Just recently, Forbes magazine engaged in another bit of embarrassing hyperbole, titling a cover story on the Khan Academy, “One Man, One Computer, 10 Million Students: How Khan Academy Is Reinventing Education.” Sigh… It reminded me of so much overzealous commentary on ed tech.

Technology has long been offered as the miraculous balm that will transform and improve teaching and learning. Enthusiasts have said this about iPads, laptops, the Internet, desktop computers, televisions, videotapes, well . . . you get the idea. And, in most sectors, technology has indeed yielded huge savings and delivered massive increases in productivity. In education, though, it’s been a different story. With each new advance, districts spend heavily on nifty new gizmos, make grand promises, and get lots of enthusiastic press. And then, each time, nothing much changes. If anything, technology always seems to make schooling more costly. Here’s the thing: technology is a powerful tool for driving productivity and quality, in schooling as elsewhere; the problem is not with the technology, but with how we’ve used it.

As I argue in Cage-Busting Leadership, due out early next year (you can check out the book pagehere), it’s more useful to think of technology not as a solution but as “Hamburger Helper.” Except for the occasional cash-strapped graduate student, Hamburger Helper isn’t an alternative to ground beef; it’s something that you stir into the pan so that the beef goes further. The key is to regard technology as the means to the end you’d like to achieve, rather than an end in itself.

Enthusiasm for “disruptive innovation” has sometimes blinded us to the fact that, 99 percent of the time, the biggest impact of technology is optimizing familiar tasks and routines–freeing up talent, time, and dollars for better uses. If teachers with one-to-one devices can, each day, spend ten minutes fewer entering data and grading quizzes, ten minutes fewer passing and collecting texts and papers, and ten minutes fewer walking students to the library or accessing student data, they will save eighty or ninety hours a year. That’s like another 15 instructional days that they can devote to instruction, mentoring, or lesson design.

Too often, rather than using new tools to free up time or make better use of talent or money, we’ve ladled them over what’s already in place. Steve Hockett, principal of Colvin Run Elementary in Fairfax County, Virginia, and former principal in residence at the US Department of Education, says, “People want the fastest, the best, the newest. I’ve gone into schools where they say, ‘We have smart, interactive whiteboards in every classroom.’ And then I’ll go visit classrooms and they’re basically using the whiteboard as an overhead projector where the print can’t even be seen in the back of the room. So it’s not interactive and it’s not even a very good overhead projector, yet it costs $2,500.”

Hockett explains, “School technology is really a vehicle and a tool.
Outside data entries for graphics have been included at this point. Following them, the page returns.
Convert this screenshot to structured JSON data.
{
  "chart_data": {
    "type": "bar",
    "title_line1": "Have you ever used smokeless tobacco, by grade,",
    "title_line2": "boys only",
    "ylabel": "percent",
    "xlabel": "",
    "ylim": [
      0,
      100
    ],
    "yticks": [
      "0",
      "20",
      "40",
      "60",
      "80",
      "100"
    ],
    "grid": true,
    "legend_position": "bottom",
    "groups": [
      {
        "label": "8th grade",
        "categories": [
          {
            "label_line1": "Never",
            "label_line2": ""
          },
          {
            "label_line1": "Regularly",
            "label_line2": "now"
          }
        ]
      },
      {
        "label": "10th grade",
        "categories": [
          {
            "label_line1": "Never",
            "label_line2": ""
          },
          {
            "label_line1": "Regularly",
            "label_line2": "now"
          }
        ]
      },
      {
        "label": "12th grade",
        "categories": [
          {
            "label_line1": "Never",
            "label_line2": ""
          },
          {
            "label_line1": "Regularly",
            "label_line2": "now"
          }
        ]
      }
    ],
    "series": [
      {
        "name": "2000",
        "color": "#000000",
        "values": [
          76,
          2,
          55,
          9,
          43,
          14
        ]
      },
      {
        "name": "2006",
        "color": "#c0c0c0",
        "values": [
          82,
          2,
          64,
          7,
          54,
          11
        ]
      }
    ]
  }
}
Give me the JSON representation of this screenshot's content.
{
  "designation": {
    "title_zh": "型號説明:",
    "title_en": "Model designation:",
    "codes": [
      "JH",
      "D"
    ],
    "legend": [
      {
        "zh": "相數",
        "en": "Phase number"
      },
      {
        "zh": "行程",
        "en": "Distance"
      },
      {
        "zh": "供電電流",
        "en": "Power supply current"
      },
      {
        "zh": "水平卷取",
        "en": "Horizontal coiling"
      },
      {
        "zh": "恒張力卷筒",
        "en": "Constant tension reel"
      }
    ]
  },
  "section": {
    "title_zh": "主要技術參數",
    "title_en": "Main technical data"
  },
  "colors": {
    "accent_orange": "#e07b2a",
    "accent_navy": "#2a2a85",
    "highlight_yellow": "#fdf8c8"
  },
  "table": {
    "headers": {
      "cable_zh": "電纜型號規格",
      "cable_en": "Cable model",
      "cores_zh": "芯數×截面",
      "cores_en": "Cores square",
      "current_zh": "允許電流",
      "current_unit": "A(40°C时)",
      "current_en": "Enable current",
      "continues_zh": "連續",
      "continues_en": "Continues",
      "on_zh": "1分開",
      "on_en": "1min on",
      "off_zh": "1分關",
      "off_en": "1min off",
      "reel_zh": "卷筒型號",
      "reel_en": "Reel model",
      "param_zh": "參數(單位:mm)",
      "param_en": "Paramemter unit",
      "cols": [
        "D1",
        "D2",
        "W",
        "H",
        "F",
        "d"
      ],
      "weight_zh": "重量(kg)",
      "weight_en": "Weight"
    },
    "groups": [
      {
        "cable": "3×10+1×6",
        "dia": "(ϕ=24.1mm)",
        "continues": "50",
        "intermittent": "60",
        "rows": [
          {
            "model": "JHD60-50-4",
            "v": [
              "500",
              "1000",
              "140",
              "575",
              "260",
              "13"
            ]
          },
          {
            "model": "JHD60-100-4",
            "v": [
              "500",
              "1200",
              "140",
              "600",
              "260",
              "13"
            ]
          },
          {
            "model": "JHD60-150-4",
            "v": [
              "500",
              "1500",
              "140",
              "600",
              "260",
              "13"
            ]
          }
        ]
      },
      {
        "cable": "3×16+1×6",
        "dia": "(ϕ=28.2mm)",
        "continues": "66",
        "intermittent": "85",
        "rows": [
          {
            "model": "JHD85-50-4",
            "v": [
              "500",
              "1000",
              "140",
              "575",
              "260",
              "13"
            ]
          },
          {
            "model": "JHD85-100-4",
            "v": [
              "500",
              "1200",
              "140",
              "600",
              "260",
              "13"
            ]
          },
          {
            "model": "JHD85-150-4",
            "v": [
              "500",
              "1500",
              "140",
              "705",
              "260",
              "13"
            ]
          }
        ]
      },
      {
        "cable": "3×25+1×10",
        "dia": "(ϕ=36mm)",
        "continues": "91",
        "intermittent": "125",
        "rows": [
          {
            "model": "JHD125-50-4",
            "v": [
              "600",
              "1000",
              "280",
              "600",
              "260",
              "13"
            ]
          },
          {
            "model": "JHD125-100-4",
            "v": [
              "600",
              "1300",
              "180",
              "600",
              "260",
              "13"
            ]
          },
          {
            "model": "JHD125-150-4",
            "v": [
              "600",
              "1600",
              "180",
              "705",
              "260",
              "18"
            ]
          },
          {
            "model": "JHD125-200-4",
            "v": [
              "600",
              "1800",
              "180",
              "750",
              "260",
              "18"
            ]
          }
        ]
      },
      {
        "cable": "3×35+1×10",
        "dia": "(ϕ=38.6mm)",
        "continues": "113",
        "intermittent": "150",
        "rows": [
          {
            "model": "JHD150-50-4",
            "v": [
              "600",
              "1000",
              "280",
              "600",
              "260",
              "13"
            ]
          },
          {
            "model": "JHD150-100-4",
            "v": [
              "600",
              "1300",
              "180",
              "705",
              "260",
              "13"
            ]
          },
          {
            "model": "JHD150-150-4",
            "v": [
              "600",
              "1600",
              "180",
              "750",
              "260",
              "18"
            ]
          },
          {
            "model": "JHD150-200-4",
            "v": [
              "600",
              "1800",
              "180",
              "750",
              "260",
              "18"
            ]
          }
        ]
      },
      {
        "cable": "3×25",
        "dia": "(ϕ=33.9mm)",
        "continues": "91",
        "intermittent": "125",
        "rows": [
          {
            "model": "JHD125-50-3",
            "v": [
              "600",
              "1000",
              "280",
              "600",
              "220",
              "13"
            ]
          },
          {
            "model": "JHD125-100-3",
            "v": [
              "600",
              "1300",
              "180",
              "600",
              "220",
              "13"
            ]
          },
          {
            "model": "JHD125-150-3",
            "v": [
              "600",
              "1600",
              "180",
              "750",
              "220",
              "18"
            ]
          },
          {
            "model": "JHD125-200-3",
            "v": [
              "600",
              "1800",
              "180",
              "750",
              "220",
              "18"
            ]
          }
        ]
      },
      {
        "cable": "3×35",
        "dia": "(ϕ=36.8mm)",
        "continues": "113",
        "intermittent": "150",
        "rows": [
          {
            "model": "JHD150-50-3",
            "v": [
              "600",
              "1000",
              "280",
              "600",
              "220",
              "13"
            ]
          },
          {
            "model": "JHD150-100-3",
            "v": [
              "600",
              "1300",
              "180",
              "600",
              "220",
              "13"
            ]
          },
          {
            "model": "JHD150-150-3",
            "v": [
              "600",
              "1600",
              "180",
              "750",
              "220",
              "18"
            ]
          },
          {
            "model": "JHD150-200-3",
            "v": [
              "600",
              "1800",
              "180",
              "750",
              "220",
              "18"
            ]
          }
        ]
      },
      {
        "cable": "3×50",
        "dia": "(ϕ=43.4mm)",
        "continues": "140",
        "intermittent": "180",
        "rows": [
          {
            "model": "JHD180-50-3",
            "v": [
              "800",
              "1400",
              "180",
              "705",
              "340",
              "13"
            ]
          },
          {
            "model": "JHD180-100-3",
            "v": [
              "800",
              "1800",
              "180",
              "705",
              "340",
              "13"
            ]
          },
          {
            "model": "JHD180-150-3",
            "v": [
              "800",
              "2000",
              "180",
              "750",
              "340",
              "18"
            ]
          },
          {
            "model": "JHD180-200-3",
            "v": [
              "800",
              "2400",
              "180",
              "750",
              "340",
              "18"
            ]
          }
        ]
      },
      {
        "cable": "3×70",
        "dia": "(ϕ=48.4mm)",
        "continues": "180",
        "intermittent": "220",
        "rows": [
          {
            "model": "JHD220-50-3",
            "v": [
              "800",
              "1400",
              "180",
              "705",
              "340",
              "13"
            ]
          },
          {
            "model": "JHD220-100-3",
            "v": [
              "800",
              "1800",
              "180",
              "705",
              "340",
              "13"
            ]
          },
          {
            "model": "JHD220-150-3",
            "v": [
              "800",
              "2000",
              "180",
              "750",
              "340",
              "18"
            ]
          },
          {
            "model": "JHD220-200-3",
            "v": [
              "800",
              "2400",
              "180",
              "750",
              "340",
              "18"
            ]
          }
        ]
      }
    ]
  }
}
People are basically spending lots of money to own a Ferrari to drive a block to the store and back every day . . . They just felt that they had to jump and buy the next best iteration, but yet aren’t even utilizing what they have.” Ann Bonitatibus, associate superintendent of Maryland’s Frederick County Public Schools, sounds a lot like Hockett, noting that principals will “spend a couple thousand dollars on SMART Boards and then there won’t be a teacher in the building trained to use one. The high-tech board becomes nothing more than a glorified whiteboard, which is a waste of a resource and taxpayer money.”

Technology can be a powerful lever for rethinking schools and systems. But it’s the rethinking that matters, not the technology. Technology provides tools to help solve problems smarter, deliver knowledge, support students, extend and deepen instruction, and refashion cost structures. Unfortunately, too many educators, industry shills, and technology enthusiasts seem to imagine that the technology itself will be a difference maker.